Analysts didn’t seem overly concerned about the rise in the share of the top 100 borrowers from a risk perspective and said business credit growth had been largely subdued over the past two years, only picking up later. in FY22. Indeed, as of March 31, 2020, the top 100 borrowers accounted for 17.5% of gross advances, above current levels.

“Our assessment is that large corporate capital spending has been subdued in the recent past, which has led to lower credit growth in this segment, although we have started to see a recovery from the second half of the year. of FY22. Within the corporate segment, large corporates experienced relatively higher credit growth, as evidenced by the share of the top 100 corporates increasing slightly,” said Krishnan Sitaraman, Senior Director and Deputy Director of ratings, Crisil Ratings Ltd.

At the same time, a slight increase in the proportion of the top 100 borrowers does not lead to a significant increase in credit risk for banks, since the overall credit profiles of companies have shown an improving trend over the past few years. years with a reduction in debt, he said.

The data showed that the top 100 borrowers accounted for 6.9% of banks’ total bad debts as of March 31.

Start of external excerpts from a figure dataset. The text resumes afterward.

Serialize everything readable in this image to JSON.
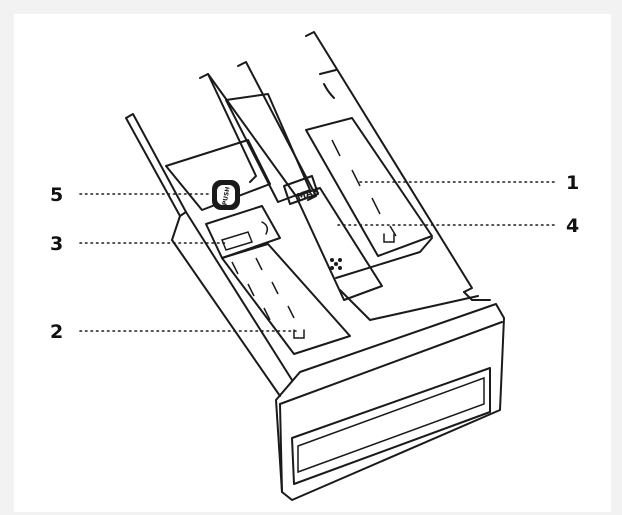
{
  "callouts": [
    {
      "label": "1"
    },
    {
      "label": "2"
    },
    {
      "label": "3"
    },
    {
      "label": "4"
    },
    {
      "label": "5"
    }
  ],
  "drawer_markings": {
    "max_label": "MAX",
    "button_label": "PUSH"
  }
}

“If I look at the number of non-performing assets (NPAs) for the top 100 companies, the slight increase in that in the second half of FY22 can be attributed to a few stressed loans sliding into NPAs, which which was not unexpected. Overall, NPAs for the banking system as a whole as well as the corporate segment are expected to decline in FY23,” Sitaraman said.

That said, the share of all large borrowers in bank lending has declined in recent years, a trend which RBI says indicates a reduction in credit concentration and a diversification of borrowers. Their share in banks’ total NPLs moderated slightly to 62.3% in the second half of 2021-22 and remained well below 75.6%, its September 2020 level.

“Their Special Mention Account (SMA)-2 loans and NPAs also declined during the third and fourth quarters of 2021-22, although the continued increase in their SMA-0 and SMA-1 loans could potentially cause tensions in the future,” RBI said. , referring to all major borrowers.

Banks categorize borrowers into special mention accounts based on how late they are in repayment. Special mention counts-0 (SMA-0) loans whose repayment delay is between one and 30 days, SMA-1 between 31 and 60 days and SMA-2 between 61 and 90 days. The asset becomes non-performing (NPA) after 90 days of delay.

Experts estimate that once the National Asset Reconstruction Company Ltd (NARCL) resumes approximately 80,000 crores of old large corporate NPAs, bad debt ratios for banks will decline. Meanwhile, as failing banks’ operations unfold at a slow pace, lenders have already resolved about 20% of assets originally slated for transfer in two tranches, Mint reported on May 13. Almost 40,000 crore of bad debts have been resolved since the first announcement.